If you are engaged in the consumer finance industry, including payday lending or check cashing, a recent court decision challenges the fundamental legal authority of the federal agency regulating the industry. The fallout from this decision will have far reaching consequences for how the consumer finance industry is going to be regulated going forward.
The Consumer Finance Protection Bureau (“CFPB”) regulates the consumer finance industry. Since its inception, the CFPB has been accused of rampant and unchecked over-regulation to the point of choking such businesses out of existence. With the October 11, 2016, decision of the U.S. Court of Appeals for the District of Columbia Circuit, essentially lays the blame with agency director.
In the case of PHH Corp, et al. v. Consumer Financial Protection Bureau, the court found that the “one-director” structure established to run the CFPB is unconstitutional. The Court said that the CFPB’s one-director structure vests authority in one individual who is “unaccountable [and] unchecked” and who could engage in arbitrary decision-making.
The opinion was the result of a lawsuit filed by PHH Corporation in response to a $109 million penalty imposed by the CFPB. PHH argued that the “CFPB’s status as an independent agency headed by a single Director violated Article II of the Constitution.” Historically, independent agencies such as the CFPB have been headed by multiple commissioners who acted as a check on one another.
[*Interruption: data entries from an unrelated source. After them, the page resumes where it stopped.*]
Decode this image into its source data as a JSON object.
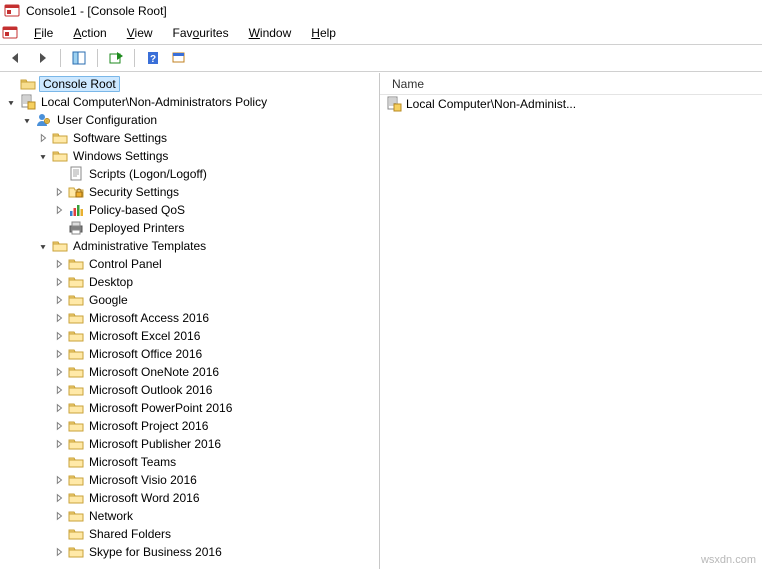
{
  "window": {
    "title": "Console1 - [Console Root]"
  },
  "menu": {
    "file": "File",
    "action": "Action",
    "view": "View",
    "favourites": "Favourites",
    "window": "Window",
    "help": "Help"
  },
  "list": {
    "header_name": "Name",
    "items": [
      {
        "label": "Local Computer\\Non-Administ..."
      }
    ]
  },
  "tree": {
    "root": "Console Root",
    "policy": "Local Computer\\Non-Administrators Policy",
    "user_config": "User Configuration",
    "software_settings": "Software Settings",
    "windows_settings": "Windows Settings",
    "scripts": "Scripts (Logon/Logoff)",
    "security": "Security Settings",
    "qos": "Policy-based QoS",
    "printers": "Deployed Printers",
    "admin_templates": "Administrative Templates",
    "at": {
      "control_panel": "Control Panel",
      "desktop": "Desktop",
      "google": "Google",
      "access": "Microsoft Access 2016",
      "excel": "Microsoft Excel 2016",
      "office": "Microsoft Office 2016",
      "onenote": "Microsoft OneNote 2016",
      "outlook": "Microsoft Outlook 2016",
      "powerpoint": "Microsoft PowerPoint 2016",
      "project": "Microsoft Project 2016",
      "publisher": "Microsoft Publisher 2016",
      "teams": "Microsoft Teams",
      "visio": "Microsoft Visio 2016",
      "word": "Microsoft Word 2016",
      "network": "Network",
      "shared_folders": "Shared Folders",
      "skype": "Skype for Business 2016"
    }
  },
  "watermark": "wsxdn.com"
}
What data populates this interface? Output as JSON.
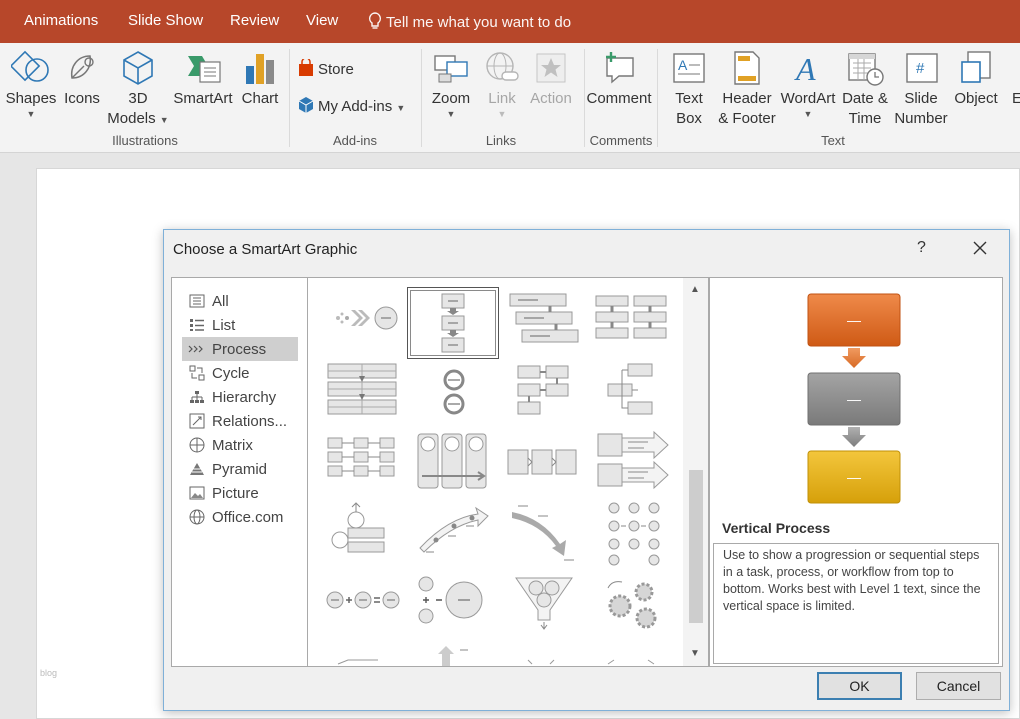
{
  "tabs": [
    "Animations",
    "Slide Show",
    "Review",
    "View"
  ],
  "tell_me": "Tell me what you want to do",
  "ribbon": {
    "illustrations": {
      "shapes": "Shapes",
      "icons": "Icons",
      "models_1": "3D",
      "models_2": "Models",
      "smartart": "SmartArt",
      "chart": "Chart",
      "group": "Illustrations"
    },
    "addins": {
      "store": "Store",
      "my_addins": "My Add-ins",
      "group": "Add-ins"
    },
    "links": {
      "zoom": "Zoom",
      "link": "Link",
      "action": "Action",
      "group": "Links"
    },
    "comments": {
      "comment": "Comment",
      "group": "Comments"
    },
    "text": {
      "textbox_1": "Text",
      "textbox_2": "Box",
      "header_1": "Header",
      "header_2": "& Footer",
      "wordart": "WordArt",
      "datetime_1": "Date &",
      "datetime_2": "Time",
      "slidenum_1": "Slide",
      "slidenum_2": "Number",
      "object": "Object",
      "more": "E",
      "group": "Text"
    }
  },
  "slide_watermark": "blog",
  "dialog": {
    "title": "Choose a SmartArt Graphic",
    "help": "?",
    "categories": [
      "All",
      "List",
      "Process",
      "Cycle",
      "Hierarchy",
      "Relations...",
      "Matrix",
      "Pyramid",
      "Picture",
      "Office.com"
    ],
    "selected_category": "Process",
    "preview": {
      "shape_text": "—",
      "colors": [
        "#e06a22",
        "#8a8a8a",
        "#e2ad0f"
      ],
      "name": "Vertical Process",
      "description": "Use to show a progression or sequential steps in a task, process, or workflow from top to bottom. Works best with Level 1 text, since the vertical space is limited."
    },
    "ok": "OK",
    "cancel": "Cancel"
  }
}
Judge Brett Kavanaugh, writing for the majority, in a 110 page opinion, stated: “Because the CFPB is an independent agency headed by a single director and not by a multi-member commission, the director of the CFPB possesses more unilateral authority-that is, authority to take action on one’s own, subject to no check—than any single commissioner or board member in any other independent agency in the U.S. Government.” He deemed the restricted oversight of the CFPB’s director a “threat to individual liberty,” and was particularly disturbed that currently the director can be fired only for cause that includes, “inefficiency, neglect of duty or malfeasance.” To address this and maintain continuity of the agency’s operation, “[t]he CFPB therefore will continue to operate and to perform its many duties, but will do so as an executive agency akin to other executive agencies headed by a single person, such as the Department of Justice and the Department of the Treasury” and that the “for-cause provision” would be severed, allowing President Barack Obama and any subsequent President to remove the director at will and to supervise and direct the CFPB director.
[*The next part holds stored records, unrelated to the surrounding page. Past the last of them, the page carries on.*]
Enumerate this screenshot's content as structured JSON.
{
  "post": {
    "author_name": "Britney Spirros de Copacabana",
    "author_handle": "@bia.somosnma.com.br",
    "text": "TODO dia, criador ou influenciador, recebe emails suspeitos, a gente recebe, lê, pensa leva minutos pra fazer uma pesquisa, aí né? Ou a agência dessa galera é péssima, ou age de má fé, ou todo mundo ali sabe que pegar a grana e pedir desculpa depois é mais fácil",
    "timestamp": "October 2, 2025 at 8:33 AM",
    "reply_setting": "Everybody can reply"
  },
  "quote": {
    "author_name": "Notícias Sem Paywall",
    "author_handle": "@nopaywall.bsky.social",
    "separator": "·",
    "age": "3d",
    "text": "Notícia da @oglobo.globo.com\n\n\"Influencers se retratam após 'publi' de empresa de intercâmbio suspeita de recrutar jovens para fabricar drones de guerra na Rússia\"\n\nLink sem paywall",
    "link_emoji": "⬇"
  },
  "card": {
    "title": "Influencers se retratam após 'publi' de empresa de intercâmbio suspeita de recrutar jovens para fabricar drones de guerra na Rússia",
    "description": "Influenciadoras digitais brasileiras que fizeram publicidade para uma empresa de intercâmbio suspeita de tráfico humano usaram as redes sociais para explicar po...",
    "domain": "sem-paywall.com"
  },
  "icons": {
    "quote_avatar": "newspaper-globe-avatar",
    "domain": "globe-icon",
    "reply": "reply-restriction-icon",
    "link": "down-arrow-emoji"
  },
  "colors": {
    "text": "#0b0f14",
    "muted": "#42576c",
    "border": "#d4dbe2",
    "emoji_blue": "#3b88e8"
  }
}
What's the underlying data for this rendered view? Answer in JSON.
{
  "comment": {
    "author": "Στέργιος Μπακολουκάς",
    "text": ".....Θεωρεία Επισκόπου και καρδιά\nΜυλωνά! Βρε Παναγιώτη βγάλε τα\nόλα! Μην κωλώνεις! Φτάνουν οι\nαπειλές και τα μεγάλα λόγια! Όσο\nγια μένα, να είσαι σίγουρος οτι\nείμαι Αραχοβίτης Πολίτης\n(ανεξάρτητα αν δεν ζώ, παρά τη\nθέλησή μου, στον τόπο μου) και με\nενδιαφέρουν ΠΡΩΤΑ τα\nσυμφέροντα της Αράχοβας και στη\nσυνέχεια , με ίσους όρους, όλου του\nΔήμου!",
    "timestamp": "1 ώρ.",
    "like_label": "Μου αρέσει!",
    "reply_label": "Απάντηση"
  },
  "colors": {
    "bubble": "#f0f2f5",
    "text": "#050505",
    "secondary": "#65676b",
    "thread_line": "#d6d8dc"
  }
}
The CFPB was initially the brainchild of then Harvard Law School Professor, and now Senator Elizabeth Warren, and was in part a response to the 2010 Dodd-Frank Wall Street Reform and Consumer Protection Act. It is an independent agency of the U.S. Government that, per its website, is charged with assisting “consumer finance markets by making rules more effective, by consistently and fairly enforcing those rules, and by empowering consumers to take more control of their lives.” Warren was not selected as its first director due to perceived Republican opposition. Early in 2012, Richard Cordray became a recess appointment by President Barack Obama. Cordray’s appointment was subsequently approved by a vote of the Senate in July, 2013. With this ruling then, the CFPB is no longer as independent as intentioned, but is now tied to the President and subject to executive policy-making. This in turn will be affected by the upcoming Presidential election in November.
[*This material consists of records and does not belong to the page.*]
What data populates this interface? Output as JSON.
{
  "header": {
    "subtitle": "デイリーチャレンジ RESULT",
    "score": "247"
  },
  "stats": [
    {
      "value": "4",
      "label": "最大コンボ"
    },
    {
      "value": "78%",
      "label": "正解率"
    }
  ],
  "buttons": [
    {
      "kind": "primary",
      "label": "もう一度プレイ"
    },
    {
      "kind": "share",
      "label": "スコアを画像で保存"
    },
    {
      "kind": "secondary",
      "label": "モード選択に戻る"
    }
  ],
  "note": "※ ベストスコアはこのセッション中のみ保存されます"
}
Meanwhile, the CFPB issued proposed rules, the comment period for which ended on October 7, regulating the payday, vehicle title and high-cost installment lending industry. In the proposed rules, the CFPB is seeking to impose additional requirements on industry participants. With the continuity of operations referenced in the Court’s opinion, consumer finance businesses, including payday lenders, and other related entities should closely monitor the progress of these rules and their impact on a statewide level, especially when attempting to navigate through the local statutes and rules of state regulators.